Dès la fin du onzième siècle, nous apercevons les vielles ou violes sur les monuments. Les plus anciennes représentations de cette espèce nous font voir ces instruments montés de quatre cordes. L' auteur d'un traité anonyme des instruments de musique, qui ne paraît pas pouvoir être postérieur au treizième siècle (De diveris monochordis, tetracordis, pentachordis, exachordis, eptachordis, octochordis, etc., ex quibus diversa formantur instrumenta musicae, cum figuris instrumentorum. Ce traité se trouve dans un recueil manuscrit de divers ouvrages sur la musique, lequel est à la bibliothèque d l'université de Gand, sous le no l7l ), attribue l'invention de la viole à quatre cordes à un certain, Abinus, et en donne une figure fort imparfaite. Invention ne peut être pris que pour modification. En quel temps vécut cet Albinus ? On ne le sait ; mais on trouve dans l'ouvrage dont il s'agit une indication précieuse sur l'accord des quatre cordes, qui sont représentées par les lettres a, d, g, c, lesquelles correspondent aux notes :

 Cet accord par quartes se trouve dans les violes au seizième siècle ; cependant il a varié, comme on reverra tout à l'heure.

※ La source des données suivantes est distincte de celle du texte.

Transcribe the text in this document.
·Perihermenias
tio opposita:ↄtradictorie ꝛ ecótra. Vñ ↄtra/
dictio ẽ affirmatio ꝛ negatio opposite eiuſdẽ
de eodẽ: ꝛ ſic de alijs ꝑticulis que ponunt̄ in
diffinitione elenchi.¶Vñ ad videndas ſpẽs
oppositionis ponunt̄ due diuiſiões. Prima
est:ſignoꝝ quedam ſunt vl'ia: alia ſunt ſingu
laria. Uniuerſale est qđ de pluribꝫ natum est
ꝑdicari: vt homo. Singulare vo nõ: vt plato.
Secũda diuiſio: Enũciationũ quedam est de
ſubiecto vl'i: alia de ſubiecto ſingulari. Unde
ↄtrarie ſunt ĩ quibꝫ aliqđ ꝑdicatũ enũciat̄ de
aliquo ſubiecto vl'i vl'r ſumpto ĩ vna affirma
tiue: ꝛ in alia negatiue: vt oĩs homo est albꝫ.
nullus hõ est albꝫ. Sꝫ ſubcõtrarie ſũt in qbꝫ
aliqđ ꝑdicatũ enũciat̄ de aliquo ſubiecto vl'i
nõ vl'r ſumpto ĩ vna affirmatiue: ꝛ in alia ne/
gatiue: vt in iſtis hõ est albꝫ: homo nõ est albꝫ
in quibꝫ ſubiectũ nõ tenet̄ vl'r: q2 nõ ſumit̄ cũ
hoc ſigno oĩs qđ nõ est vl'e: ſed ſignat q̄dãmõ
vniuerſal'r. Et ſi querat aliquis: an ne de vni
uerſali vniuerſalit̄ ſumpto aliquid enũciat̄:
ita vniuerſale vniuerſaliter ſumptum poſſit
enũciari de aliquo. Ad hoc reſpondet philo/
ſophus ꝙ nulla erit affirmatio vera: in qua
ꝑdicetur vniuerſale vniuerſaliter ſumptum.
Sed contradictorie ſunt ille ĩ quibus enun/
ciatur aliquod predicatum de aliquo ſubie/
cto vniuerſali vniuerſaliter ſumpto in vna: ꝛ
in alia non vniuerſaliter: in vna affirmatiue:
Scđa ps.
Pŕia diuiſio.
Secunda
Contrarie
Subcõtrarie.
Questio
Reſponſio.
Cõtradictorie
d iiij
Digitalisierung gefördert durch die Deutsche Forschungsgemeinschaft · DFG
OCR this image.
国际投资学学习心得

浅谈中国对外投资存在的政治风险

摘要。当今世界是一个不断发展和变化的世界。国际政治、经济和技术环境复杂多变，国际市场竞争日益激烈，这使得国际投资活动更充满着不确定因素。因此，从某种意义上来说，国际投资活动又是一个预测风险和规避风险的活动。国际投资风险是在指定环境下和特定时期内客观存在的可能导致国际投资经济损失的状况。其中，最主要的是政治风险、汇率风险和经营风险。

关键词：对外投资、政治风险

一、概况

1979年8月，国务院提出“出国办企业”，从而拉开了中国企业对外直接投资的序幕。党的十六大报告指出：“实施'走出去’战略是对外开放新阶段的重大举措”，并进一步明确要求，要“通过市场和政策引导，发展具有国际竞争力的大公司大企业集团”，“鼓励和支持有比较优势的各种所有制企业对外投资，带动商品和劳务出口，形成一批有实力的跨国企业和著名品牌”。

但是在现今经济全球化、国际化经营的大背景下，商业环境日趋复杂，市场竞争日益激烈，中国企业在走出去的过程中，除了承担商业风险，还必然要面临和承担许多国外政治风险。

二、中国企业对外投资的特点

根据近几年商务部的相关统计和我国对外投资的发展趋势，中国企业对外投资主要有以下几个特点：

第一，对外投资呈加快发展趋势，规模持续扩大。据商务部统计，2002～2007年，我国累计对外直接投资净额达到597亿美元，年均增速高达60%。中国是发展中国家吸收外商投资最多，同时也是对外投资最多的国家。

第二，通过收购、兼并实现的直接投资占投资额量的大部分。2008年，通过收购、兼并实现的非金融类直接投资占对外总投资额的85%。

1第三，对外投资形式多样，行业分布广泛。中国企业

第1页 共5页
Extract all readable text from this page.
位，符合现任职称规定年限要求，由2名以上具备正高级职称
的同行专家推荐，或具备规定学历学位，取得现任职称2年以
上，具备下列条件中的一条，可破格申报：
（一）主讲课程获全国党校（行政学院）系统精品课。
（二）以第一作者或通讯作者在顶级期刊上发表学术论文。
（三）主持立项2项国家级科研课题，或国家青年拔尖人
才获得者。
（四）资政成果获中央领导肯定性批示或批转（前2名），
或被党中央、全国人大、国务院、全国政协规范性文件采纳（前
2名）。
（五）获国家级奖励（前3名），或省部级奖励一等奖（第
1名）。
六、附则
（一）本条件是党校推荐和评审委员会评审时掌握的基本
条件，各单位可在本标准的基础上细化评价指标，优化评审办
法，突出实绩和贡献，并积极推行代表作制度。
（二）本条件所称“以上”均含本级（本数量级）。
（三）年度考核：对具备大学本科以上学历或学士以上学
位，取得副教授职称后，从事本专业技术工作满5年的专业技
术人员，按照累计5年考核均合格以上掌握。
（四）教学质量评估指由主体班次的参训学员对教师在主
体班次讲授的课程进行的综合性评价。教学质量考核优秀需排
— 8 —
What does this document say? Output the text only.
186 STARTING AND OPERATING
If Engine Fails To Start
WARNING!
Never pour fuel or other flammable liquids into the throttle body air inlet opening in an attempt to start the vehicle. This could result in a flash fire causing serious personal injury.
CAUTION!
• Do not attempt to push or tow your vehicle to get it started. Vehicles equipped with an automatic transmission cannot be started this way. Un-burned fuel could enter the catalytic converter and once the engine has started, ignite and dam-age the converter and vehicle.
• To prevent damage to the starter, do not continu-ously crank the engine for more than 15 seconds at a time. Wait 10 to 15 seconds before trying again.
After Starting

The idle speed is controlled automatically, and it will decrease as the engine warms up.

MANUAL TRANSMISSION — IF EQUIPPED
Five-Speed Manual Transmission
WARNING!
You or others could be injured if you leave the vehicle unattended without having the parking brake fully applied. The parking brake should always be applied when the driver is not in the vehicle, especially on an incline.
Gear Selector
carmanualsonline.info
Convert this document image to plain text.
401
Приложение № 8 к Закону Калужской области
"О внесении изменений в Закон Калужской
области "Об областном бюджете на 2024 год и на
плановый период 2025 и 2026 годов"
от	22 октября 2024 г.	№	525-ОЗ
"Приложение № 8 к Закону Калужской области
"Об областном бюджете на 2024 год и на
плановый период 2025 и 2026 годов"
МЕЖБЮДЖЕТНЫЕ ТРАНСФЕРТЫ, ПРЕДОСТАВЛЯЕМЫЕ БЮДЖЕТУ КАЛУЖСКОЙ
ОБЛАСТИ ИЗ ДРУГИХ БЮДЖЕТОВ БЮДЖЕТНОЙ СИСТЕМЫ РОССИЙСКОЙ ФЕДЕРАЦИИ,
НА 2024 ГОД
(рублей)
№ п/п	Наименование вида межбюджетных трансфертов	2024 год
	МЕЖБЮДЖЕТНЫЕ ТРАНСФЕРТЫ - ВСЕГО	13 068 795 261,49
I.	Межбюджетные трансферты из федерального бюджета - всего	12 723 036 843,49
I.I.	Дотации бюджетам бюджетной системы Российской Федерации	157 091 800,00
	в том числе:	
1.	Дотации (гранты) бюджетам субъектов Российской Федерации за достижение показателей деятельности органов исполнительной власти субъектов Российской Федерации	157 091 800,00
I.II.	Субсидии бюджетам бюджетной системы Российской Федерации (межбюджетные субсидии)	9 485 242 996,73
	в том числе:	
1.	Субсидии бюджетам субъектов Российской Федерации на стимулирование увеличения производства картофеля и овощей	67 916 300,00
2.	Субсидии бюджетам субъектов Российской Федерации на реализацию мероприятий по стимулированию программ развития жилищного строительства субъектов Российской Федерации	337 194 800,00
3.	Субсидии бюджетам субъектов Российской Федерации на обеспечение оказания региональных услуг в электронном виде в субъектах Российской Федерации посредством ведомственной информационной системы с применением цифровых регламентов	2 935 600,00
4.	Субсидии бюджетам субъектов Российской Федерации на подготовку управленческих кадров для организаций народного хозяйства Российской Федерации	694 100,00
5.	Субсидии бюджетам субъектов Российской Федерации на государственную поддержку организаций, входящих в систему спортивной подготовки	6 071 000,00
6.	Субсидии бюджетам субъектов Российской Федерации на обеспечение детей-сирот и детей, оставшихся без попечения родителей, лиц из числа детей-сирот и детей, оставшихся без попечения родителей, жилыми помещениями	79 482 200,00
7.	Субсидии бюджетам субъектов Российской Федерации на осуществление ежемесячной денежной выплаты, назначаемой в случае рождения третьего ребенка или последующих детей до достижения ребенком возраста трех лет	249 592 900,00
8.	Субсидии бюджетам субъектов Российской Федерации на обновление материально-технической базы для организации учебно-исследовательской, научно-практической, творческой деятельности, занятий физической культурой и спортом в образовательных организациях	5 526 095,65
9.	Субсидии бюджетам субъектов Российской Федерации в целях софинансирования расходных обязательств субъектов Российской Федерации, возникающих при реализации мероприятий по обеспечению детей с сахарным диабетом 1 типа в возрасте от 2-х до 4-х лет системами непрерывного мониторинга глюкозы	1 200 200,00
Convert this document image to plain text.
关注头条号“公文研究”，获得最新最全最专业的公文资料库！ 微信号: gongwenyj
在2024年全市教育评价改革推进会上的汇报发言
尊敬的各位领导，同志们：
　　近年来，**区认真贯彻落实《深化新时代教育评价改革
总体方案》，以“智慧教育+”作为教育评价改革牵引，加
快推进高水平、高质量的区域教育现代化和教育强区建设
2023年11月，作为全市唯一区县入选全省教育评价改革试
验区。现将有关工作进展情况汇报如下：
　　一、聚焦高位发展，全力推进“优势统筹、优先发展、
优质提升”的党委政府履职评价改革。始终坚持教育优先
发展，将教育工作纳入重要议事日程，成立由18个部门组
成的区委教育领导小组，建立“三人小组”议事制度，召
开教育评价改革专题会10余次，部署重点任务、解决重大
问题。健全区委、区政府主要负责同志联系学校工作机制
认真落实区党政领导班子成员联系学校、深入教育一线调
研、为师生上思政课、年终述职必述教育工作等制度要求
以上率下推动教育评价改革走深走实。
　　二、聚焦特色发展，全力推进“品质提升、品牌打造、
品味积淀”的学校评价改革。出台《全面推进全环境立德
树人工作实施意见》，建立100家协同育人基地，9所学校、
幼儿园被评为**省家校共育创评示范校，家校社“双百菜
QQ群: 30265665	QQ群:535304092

Au treizième siècle, beaucoup de violes ont cinq cordes dans les monuments qui les représentent ; telles sont celles aussi dont Jérôme de Moravie parle dans l'ouvrage cité précédemment. La forme de ces instruments est toujours celle de la guitare, et c'est cette même forme qu'on retrouve pendant tout le quatorzième siècle. L'absence du chevalet est la particularité la plus remarquable de ces figures, qui se présentent toutes sous cette forme :

 Dans le grand nombre de figures de violes ou vielles qu'on rencontre sur les monuments, dans les manuscrits, et même dans les ouvrages d'une date rapprochée de notre temps, tels que ceux de Martin Agricola (musica instrumentalis, deutsch, etc. Gedruckt zu Wittemberg durch Georg. Rhaw, 1529, pet. in-8°.) et d'Ottmar Luseinius ou Nachtgall (Musurgia seu Praxis musicae Illius primo quae instrumentis agitur certa ratio, etc. Argentorati, apud Johannem Schottum, 1536, pet. In 4° obl.), on remarque que les unes ont des chevalets, et que d'autres n'en ont pas, même à des époques identiques. Ainsi, trois figures de l'ancien portail de l'abbaye de Saint-Denis, qui fut construit dans le douzième siècle, représentent des violes à cinq cordes et à trois, qui ont des chevalets. Le portail de Notre-Dame de Chartres, qui est aussi du douzième siècle, présente dans ses sculptures une vielle à trois cordes avec un chevalet. D'autre part, une rubèbe à deux cordes, que tient un ange, dans un vitrail de l'abbaye de Bon-Port, en Normandie, appartenant au treizième siècle, n'a pas de chevalet.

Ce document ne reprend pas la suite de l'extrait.